Now for what I like, nay love, about Medieval. I’m not one for remembering or caring much about plots and stories. They entertain me, but I don’t recall them or purchase sequels to follow the story. So when I found myself staying up later than I should to play The Sims: Medieval, I was a bit surprised. I actually found myself caring about the story and reading all of the dialogue. During gameplay, I’m frequently laughing out loud at either the choices I made, or the random Sim interactions that are happening around me (like when fistfights break out during my priest’s sermons). While pursuing main quest goals there are a host of other actions you must carry out to supplement your performance. These side tasks appear in pairs and have a limited amount of time to be accomplished. If you fail to acknowledge a side task, you’re given a negative character buff and quest performance suffers. The thought of trying to keep track of everything in this game is intimidating. But the developers and designers at Electronic Arts did a fantastic job with the user interface and game mechanics.

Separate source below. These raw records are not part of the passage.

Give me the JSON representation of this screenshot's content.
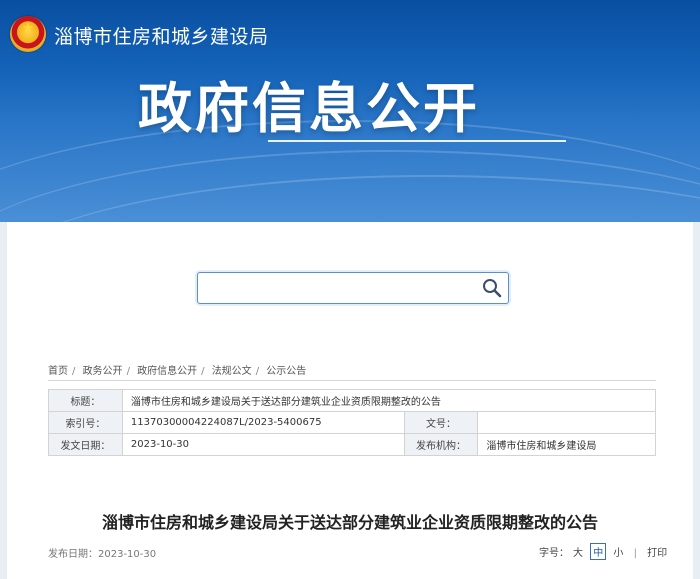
{
  "header": {
    "site_name": "淄博市住房和城乡建设局",
    "banner_title": "政府信息公开"
  },
  "search": {
    "placeholder": "",
    "value": ""
  },
  "breadcrumb": [
    "首页",
    "政务公开",
    "政府信息公开",
    "法规公文",
    "公示公告"
  ],
  "meta": {
    "title_label": "标题：",
    "title_value": "淄博市住房和城乡建设局关于送达部分建筑业企业资质限期整改的公告",
    "index_label": "索引号：",
    "index_value": "11370300004224087L/2023-5400675",
    "docno_label": "文号：",
    "docno_value": "",
    "date_label": "发文日期：",
    "date_value": "2023-10-30",
    "org_label": "发布机构：",
    "org_value": "淄博市住房和城乡建设局"
  },
  "article": {
    "title": "淄博市住房和城乡建设局关于送达部分建筑业企业资质限期整改的公告",
    "publish_date": "发布日期：2023-10-30"
  },
  "tools": {
    "font_label": "字号：",
    "large": "大",
    "medium": "中",
    "small": "小",
    "print": "打印"
  },
  "colors": {
    "banner": "#1362b8",
    "accent": "#1f57a8"
  }
}
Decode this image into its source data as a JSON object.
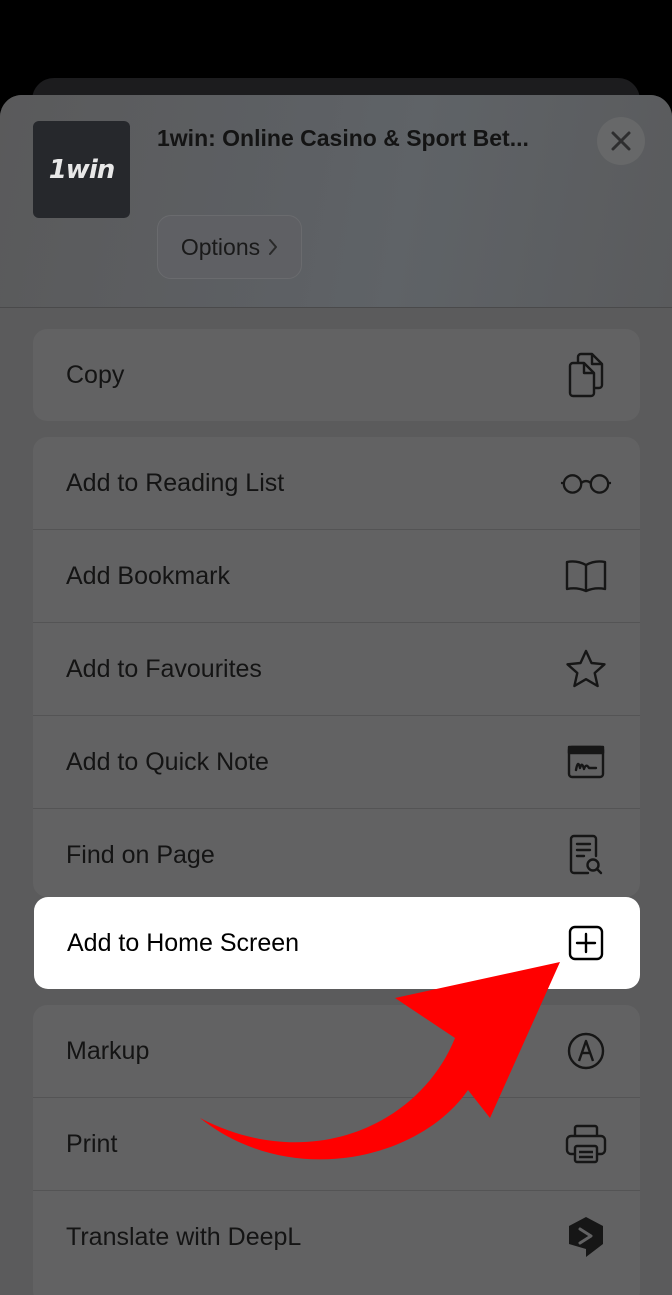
{
  "header": {
    "site_title": "1win: Online Casino & Sport Bet...",
    "app_icon_text": "1win",
    "options_label": "Options",
    "close_icon": "close-icon",
    "options_chevron_icon": "chevron-right-icon"
  },
  "group1": {
    "items": [
      {
        "label": "Copy",
        "icon": "copy-icon"
      }
    ]
  },
  "group2": {
    "items": [
      {
        "label": "Add to Reading List",
        "icon": "glasses-icon"
      },
      {
        "label": "Add Bookmark",
        "icon": "book-icon"
      },
      {
        "label": "Add to Favourites",
        "icon": "star-icon"
      },
      {
        "label": "Add to Quick Note",
        "icon": "quick-note-icon"
      },
      {
        "label": "Find on Page",
        "icon": "find-page-icon"
      }
    ]
  },
  "highlighted_item": {
    "label": "Add to Home Screen",
    "icon": "add-square-icon"
  },
  "group3": {
    "items": [
      {
        "label": "Markup",
        "icon": "markup-pen-icon"
      },
      {
        "label": "Print",
        "icon": "printer-icon"
      },
      {
        "label": "Translate with DeepL",
        "icon": "deepl-icon"
      }
    ]
  },
  "annotation": {
    "arrow_color": "#ff0000",
    "arrow_icon": "red-arrow-icon"
  },
  "colors": {
    "sheet_dim": "#5b5b5c",
    "row_bg": "#626263",
    "highlight_bg": "#ffffff"
  }
}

Even I, with my poor organizational skills and attention span, can manage my Sims and their daily needs. This is not to say the game lacks challenge. Some of my quests were finished with a silver or gold rating because I wasn’t providing my Sim with enough sleep or I missed a couple of daily tasks while I was pursuing main quest goals. So far the game has avoided becoming monotonous, and each time I place a building and create a hero, I’m anxious to see what jacked-up situations I can create between the Sims. I was surprised when my evil priest was able to seduce and marry his buxom church attendant. Something about making babies in the back of my cathedral seems so delightfully devious.
The Sims: Medieval is a fantastic life-simulation game based in the Middle Ages. The game mechanics become second nature, allowing you to focus on crafting an entertaining story, centered on your kingdom and its goals. Even with the problems I experienced, I still highly recommend it; just make sure your drivers are up to date. So far, this is the only game I have reviewed in which taking screenshots is entertaining. I found myself trying to set up situations and camera angles that would fully capture the charming qualities of the game. If you like medieval-themed adventures, definitely buy this one.